(Please, note that the call for papers was closed October 15, 2020)
Conference’s theme & Call for papers
Research on gender, the Enlightenment and modernity – extending into the nineteenth century – is more than ever facing the challenges of embracing plurality, both in terms of geographical and cultural locations and of historiographical approaches. We aim to put research on gender and modernities in the Hispanic world and the South of Europe at the centre of historiographical debate, with a particular – but not exclusive – focus on cultural transfers connecting Spain, Italy and Portugal with the rest of Europe and with the other side of the Atlantic and the Pacific, as well as those taking place within and between colonial territories.
Our conference will concentrate on the ways in which notions of gender circulated and were transformed, hybridised and creatively appropriated. We will also consider obstacles to circulation, conflicts generated by mediation, and non-transferable concepts. We will emphasise agents – translators, travellers, go-betweens, readers and publics, and networks, both real and imagined – and their role in the production and circulation of images, texts, objects and practices.
One of our major objectives is to stimulate a more inclusive global history that critically interrogates the cultural geographies of the Enlightenment and the symbolic configuration of centres and peripheries. We will explore the relationships and tensions, crucial to modernity, between the local, the “national” and the “cosmopolitan”, and how those were defined in gendered terms. We are also interested in the transnational and interdisciplinary implications and potential insights of a revitalised biographical history.
Section I – Gender and Global Enlightenments: A Historiographical Focus
Roundtable at which keynote speakers will discuss the potential cross-fertilisation between global history and gender history. This will be organised by invitation.
Section II – Cultural Mediations
Translation, understood in a broad sense as the actual practice of linguistic and cultural translation, as well as the physical act of circulating bodies, objects and knowledge in space and time, has always involved adaptation to different contexts, publics and markets. We are particularly interested here in issues of gender and the role played by women in these processes of circulation and appropriation, as authors, readers, translators and mediators. We want to trace how notions of gender are translated, transformed and adapted when travelling in multiple directions via cultural transfers and mediations. How do texts and audiences gain new gender meanings when relocated to new socio-political and cultural contexts? How does a translator’s gender interact with an author’s gender and with a target or imagined readership? How did gender shape experiences and accounts of reading, writing and travelling? How were European ideas on gender hybridised and reinterpreted in colonial settings and vice versa?

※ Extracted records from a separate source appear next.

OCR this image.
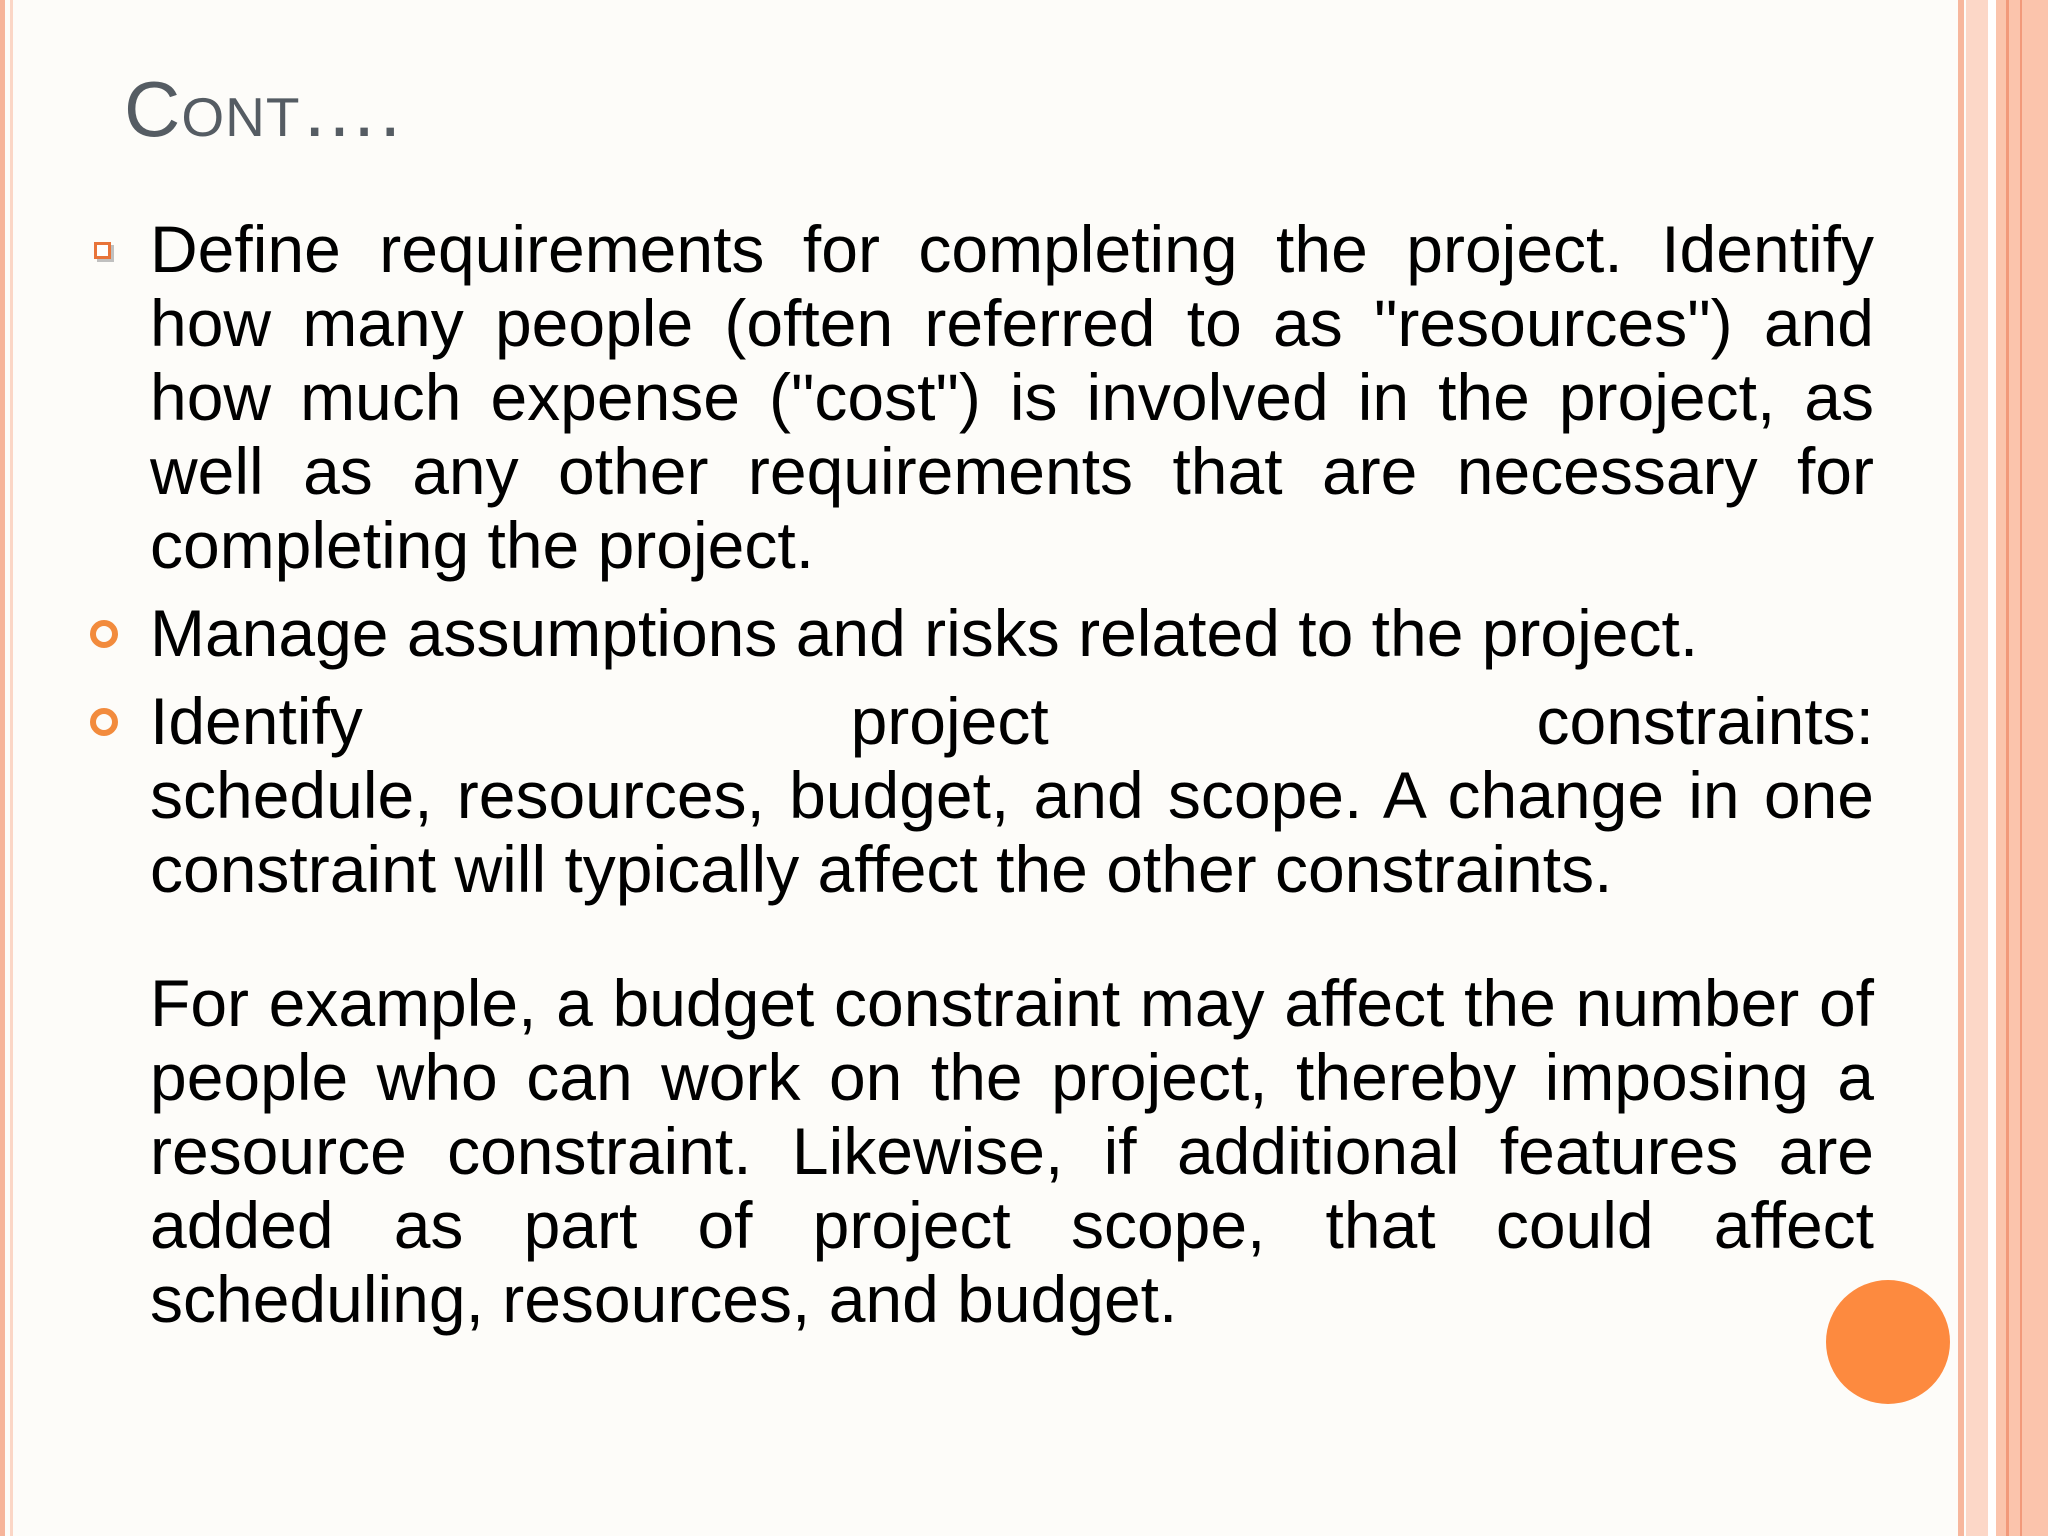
Cont….
Define requirements for completing the project. Identify how many people (often referred to as "resources") and how much expense ("cost") is involved in the project, as well as any other requirements that are necessary for completing the project.
Manage assumptions and risks related to the project.
Identify project constraints:
schedule, resources, budget, and scope. A change in one constraint will typically affect the other constraints.
For example, a budget constraint may affect the number of people who can work on the project, thereby imposing a resource constraint. Likewise, if additional features are added as part of project scope, that could affect scheduling, resources, and budget.
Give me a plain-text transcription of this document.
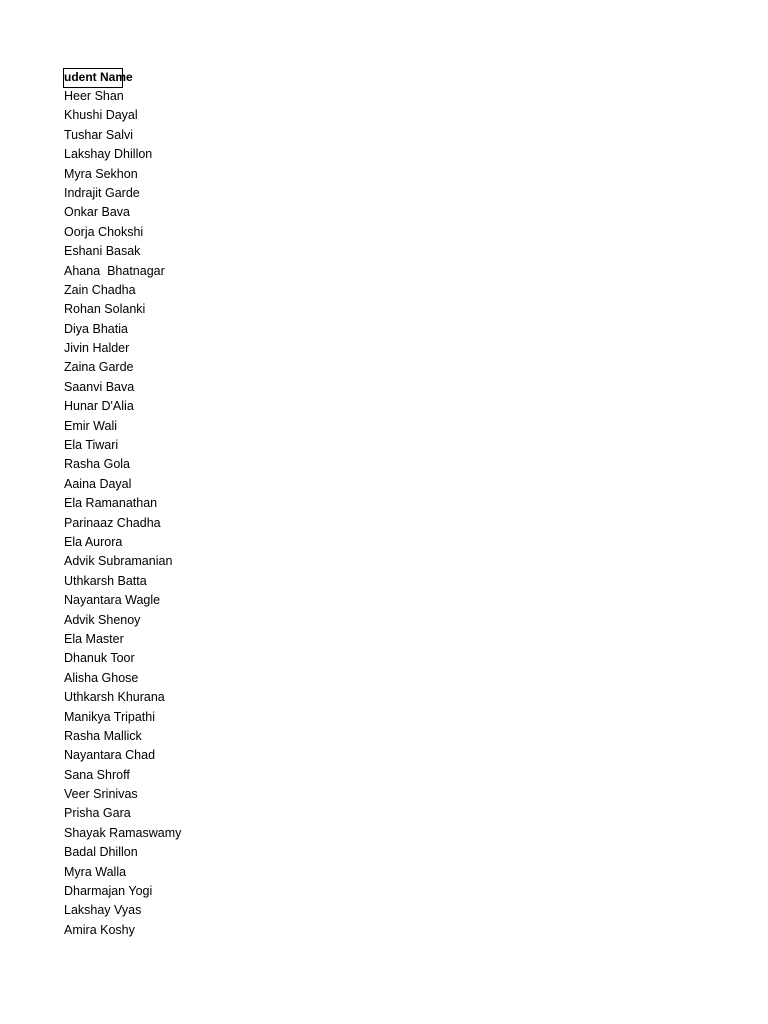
udent Name
Heer Shan
Khushi Dayal
Tushar Salvi
Lakshay Dhillon
Myra Sekhon
Indrajit Garde
Onkar Bava
Oorja Chokshi
Eshani Basak
Ahana  Bhatnagar
Zain Chadha
Rohan Solanki
Diya Bhatia
Jivin Halder
Zaina Garde
Saanvi Bava
Hunar D'Alia
Emir Wali
Ela Tiwari
Rasha Gola
Aaina Dayal
Ela Ramanathan
Parinaaz Chadha
Ela Aurora
Advik Subramanian
Uthkarsh Batta
Nayantara Wagle
Advik Shenoy
Ela Master
Dhanuk Toor
Alisha Ghose
Uthkarsh Khurana
Manikya Tripathi
Rasha Mallick
Nayantara Chad
Sana Shroff
Veer Srinivas
Prisha Gara
Shayak Ramaswamy
Badal Dhillon
Myra Walla
Dharmajan Yogi
Lakshay Vyas
Amira Koshy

We encourage papers on the following areas:
1.1. Gendering authors, translators, readers and practitioners
1.2. Experiences of travel, correspondence, cultural consumption and sociabilities
1.3. Negotiating contexts: transnational and transoceanic circulation of notions of gender
1.4. Reimagining the Enlightenment in the nineteenth century
Section III – Varieties of Sensibility
We aim to explore the tensions between sensibility as an allegedly universal moral potential and its specific definitions in terms of gender, ethnicity, and social, national and religious differences. We want our discussion to encompass different colonial settings, especially the Hispanic world, and to examine from a comparative perspective crucial questions that have till now primarily been applied to the British Empire: how were feelings and sympathy thought to be distributed, for example, and what role did those moral nuances play in building – but also destabilising – social, ethnic and gender hierarchies? We are interested in both sensory and emotional dimensions of sensibility and the connections between the two, and are keen to re-examine the tensions between physical bodies and inner passions, imagination, truth and compassion. How is love scientifically explained and taxonomised, and what are its established connections with lust? How did sexualities become a part of defining human diversity? We also want to discuss the connections between religion and modernities, with a particular (but not exclusive) emphasis on Catholicism: to what extent did religion produce different gendered emotional cultures?
We welcome contributions on the following topics:
2.1. The physiology of love
2.2. Ways of loving
2.3. Knowledge, human diversity and rhetorics of feeling
2.4. Religious sensibilities
Download the call (deadline 15 October 2020)
Note: The language of the conference will be English. A selection of the papers will be published in a collective volume and a special issue of an academic journal.